= Naked as Water =

Book of poems by Mario Azzopardi

Naked as Water, by Mario Azzopardi, is a book of poems written originally in Maltese. Mario Azzopardi (born 1944) should not be confused with Mario Philip Azzopardi (who has made a career in film-making in Canada). The former Azzopardi is a poet, short story writer, university lecturer and cultural columnist and is the incumbent principal of the Malta Drama Centre. He made his first mark as a leading, radical poet in the nineteen-sixties. Naked as Water is a collection of verse by Mario Azzopardi, translated by Professor Grazio Falzon.

== Summary ==
The poems in this collection have been arranged into five sections:

- Nocturnes and Visions — poems of angst, nightmares, scenes from the village and city.
- Anima — poems about women.
- The Seven-Headed Dragon — poems about the larger-than-life poet and his quest.
- Equinox — poems on religious themes.
- Tombstone With No Epitaph — abstract poems, poems on geometric relationships, poems about poetry itself.

== Reviews ==
"... Azzopardi's poems speak forcefully about Malta's history and independence as a culture."

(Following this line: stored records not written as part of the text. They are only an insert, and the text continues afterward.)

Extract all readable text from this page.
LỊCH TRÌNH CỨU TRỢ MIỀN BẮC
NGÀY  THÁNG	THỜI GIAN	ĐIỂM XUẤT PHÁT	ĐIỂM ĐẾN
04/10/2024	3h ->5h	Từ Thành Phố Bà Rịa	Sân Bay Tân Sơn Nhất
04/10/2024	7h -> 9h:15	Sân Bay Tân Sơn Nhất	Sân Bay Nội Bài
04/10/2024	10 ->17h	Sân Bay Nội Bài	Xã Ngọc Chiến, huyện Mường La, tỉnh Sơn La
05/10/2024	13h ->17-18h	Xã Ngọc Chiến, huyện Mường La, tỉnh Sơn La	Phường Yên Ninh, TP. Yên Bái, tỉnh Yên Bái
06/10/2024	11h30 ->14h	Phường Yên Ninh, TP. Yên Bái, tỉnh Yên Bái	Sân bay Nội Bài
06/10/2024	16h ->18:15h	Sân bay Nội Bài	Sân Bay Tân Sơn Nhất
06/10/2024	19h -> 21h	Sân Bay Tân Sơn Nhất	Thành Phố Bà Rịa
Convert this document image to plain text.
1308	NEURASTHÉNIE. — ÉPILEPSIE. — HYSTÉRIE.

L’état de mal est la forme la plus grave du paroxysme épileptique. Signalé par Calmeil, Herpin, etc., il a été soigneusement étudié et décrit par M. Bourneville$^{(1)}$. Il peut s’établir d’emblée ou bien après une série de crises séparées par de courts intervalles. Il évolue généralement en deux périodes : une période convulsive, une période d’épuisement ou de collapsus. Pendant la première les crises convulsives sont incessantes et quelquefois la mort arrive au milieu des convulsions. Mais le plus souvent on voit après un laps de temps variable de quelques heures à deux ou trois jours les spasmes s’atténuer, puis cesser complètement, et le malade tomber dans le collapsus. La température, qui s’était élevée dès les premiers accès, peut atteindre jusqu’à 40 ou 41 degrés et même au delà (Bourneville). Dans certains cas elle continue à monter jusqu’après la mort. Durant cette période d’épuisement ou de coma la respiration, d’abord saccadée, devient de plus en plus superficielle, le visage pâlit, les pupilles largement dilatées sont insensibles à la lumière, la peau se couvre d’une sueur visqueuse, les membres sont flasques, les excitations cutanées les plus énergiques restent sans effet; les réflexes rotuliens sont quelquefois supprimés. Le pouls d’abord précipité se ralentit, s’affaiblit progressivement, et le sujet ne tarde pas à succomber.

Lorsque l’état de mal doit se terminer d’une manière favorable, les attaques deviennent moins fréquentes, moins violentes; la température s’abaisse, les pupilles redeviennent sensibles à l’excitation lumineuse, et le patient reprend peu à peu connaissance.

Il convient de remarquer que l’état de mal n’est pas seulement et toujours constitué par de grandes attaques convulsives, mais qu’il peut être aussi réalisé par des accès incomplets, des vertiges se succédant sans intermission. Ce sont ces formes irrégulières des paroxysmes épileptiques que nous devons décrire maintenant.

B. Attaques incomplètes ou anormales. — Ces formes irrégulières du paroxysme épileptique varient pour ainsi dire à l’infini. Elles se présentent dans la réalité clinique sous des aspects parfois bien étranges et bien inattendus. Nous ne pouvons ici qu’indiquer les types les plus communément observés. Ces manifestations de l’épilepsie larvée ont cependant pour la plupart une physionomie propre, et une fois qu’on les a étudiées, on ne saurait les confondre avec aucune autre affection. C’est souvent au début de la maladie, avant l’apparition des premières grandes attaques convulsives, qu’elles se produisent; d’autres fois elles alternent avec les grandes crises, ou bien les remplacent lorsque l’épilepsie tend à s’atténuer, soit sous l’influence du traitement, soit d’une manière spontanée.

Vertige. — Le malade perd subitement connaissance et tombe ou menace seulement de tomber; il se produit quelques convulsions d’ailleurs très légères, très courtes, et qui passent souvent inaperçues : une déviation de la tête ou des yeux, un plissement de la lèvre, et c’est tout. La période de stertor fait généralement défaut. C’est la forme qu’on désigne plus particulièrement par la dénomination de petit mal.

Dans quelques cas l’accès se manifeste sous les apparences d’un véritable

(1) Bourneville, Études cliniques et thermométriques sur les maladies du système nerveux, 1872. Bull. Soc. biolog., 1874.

"In Malta the catchphrase associated with Mario Azzopardi -- poet, teacher of literature and drama producer -- is enfant terrible."

"Naked As Water is a very exotic volume... The poems themselves are a studied primitivism filled with the primal reality of sea, sun and moon, but always with a sophisticated awareness of the 'isms' of twentieth-century art and literature. This is a very valuable book out of one last minority world of Europe that demands its place on the literary map."

== Editions ==
- Translated from the Maltese, and with an Introduction and Afterword by Grazio Falzon; illustrations by Thomas M. Cassidy. Grand Terrace, CA: Xenos Books. ISBN 1-879378-11-6 (paper), xiii + 178 p.